Built in 1958,[2] the aircraft was taken on charge with the Ejercito de Aire (Spanish Air Force). Following it's military service, this aircraft was among the examples acquired by Spitfire Productions.

Along with five other examples,[N 3] C.4K-172 was restored to taxying status at Tablada Airfield, and used for filming in Spain during April 1968. After the Spanish location filming was completed all six taxying aircraft were purchased by the Victory Air Museum at Mundelin, Illinois, USA.[3]

On 30 March 1982, the aircraft passed to Robert Lamplough, London, with registration G-BJZZ, only to suffer a ground loop on landing at Biggin Hill, Kent in May 1982, resulting in registration G-BJZZ being cancelled as permanently withdrawn from use on 21 December 1983.

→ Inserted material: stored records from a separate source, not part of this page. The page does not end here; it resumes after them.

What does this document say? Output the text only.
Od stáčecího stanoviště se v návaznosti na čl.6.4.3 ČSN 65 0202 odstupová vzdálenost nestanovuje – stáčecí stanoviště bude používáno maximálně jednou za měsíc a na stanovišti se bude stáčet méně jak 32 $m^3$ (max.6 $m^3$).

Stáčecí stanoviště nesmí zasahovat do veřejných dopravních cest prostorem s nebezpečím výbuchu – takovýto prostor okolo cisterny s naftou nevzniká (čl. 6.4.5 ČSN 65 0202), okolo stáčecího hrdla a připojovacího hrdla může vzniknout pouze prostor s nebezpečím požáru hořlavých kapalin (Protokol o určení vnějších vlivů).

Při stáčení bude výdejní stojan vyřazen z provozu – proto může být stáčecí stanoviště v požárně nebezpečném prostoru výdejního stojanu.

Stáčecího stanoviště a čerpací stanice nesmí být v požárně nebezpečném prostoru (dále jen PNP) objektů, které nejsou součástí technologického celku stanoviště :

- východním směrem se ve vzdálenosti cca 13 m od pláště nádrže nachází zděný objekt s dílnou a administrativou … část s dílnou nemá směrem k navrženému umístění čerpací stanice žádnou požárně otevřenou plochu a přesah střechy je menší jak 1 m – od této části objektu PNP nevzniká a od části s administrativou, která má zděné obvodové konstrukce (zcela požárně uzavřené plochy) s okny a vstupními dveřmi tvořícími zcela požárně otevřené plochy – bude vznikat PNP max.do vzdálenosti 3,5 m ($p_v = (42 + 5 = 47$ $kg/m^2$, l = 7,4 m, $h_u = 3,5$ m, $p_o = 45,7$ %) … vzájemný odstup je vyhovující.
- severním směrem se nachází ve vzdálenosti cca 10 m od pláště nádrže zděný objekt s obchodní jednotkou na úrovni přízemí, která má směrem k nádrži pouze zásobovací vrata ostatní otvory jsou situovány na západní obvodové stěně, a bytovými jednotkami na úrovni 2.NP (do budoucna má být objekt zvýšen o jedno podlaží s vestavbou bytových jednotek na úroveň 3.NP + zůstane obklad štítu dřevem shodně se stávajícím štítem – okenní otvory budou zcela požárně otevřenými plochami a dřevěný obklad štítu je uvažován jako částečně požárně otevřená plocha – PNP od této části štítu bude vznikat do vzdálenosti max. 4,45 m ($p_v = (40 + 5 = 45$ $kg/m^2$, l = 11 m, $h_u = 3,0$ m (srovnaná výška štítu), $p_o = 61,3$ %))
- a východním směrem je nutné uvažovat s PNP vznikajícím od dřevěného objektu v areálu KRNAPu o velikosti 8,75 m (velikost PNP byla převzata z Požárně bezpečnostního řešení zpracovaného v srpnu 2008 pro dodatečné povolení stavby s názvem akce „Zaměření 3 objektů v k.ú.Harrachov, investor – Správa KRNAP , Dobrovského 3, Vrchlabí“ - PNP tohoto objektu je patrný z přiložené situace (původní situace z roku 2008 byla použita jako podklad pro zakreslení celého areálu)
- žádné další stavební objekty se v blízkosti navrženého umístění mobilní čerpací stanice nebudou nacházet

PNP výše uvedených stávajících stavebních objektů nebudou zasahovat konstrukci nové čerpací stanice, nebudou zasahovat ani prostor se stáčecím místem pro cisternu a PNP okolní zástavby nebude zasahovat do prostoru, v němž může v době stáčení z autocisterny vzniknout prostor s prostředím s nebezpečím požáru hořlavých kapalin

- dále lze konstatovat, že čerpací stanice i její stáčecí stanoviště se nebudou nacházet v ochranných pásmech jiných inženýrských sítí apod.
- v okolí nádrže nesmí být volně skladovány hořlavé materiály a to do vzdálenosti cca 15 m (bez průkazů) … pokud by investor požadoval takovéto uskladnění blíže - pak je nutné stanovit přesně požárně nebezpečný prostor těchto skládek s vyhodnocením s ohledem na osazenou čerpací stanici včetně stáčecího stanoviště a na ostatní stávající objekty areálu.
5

Restored to static display condition at the Theatre of War, it was placed on display with Theatre of War, Whitehall, London, under the ownership of Paul Raymond

Owned by Charles Church, with registration G-HUNN, from 29 April 1987 to 17 May 1988, when it was transferred to Charles Church Displays Ltd, The Barn Office, Roundwood, Micheldever, Winchester, Hampshire. Registration G-HUNN was cancelled on 9 October 1991, and a certificate of airworthiness for the aircraft, now registered NX109GU (HA-1112M-1-L, 235), was issued on 17 December that year.

Photographed by Ken Videan at the EAA Oshkosh meeting in 1993, the aircraft was acquired by the Cavanaugh Collection Inc, Addison, TX as N109GU on 9 December 1994.[4]


  1. Messerschmitt Bf 109 aircraft, which were licence built by Spanish Hispano Aviaçion in the 40’ and 50’s, using Rolls-Royce Merlin engines.
  2. Taxying only.
  3. C.4K-107, C.4K-121, C.4K-131, C.4K-134 and C.4K-135.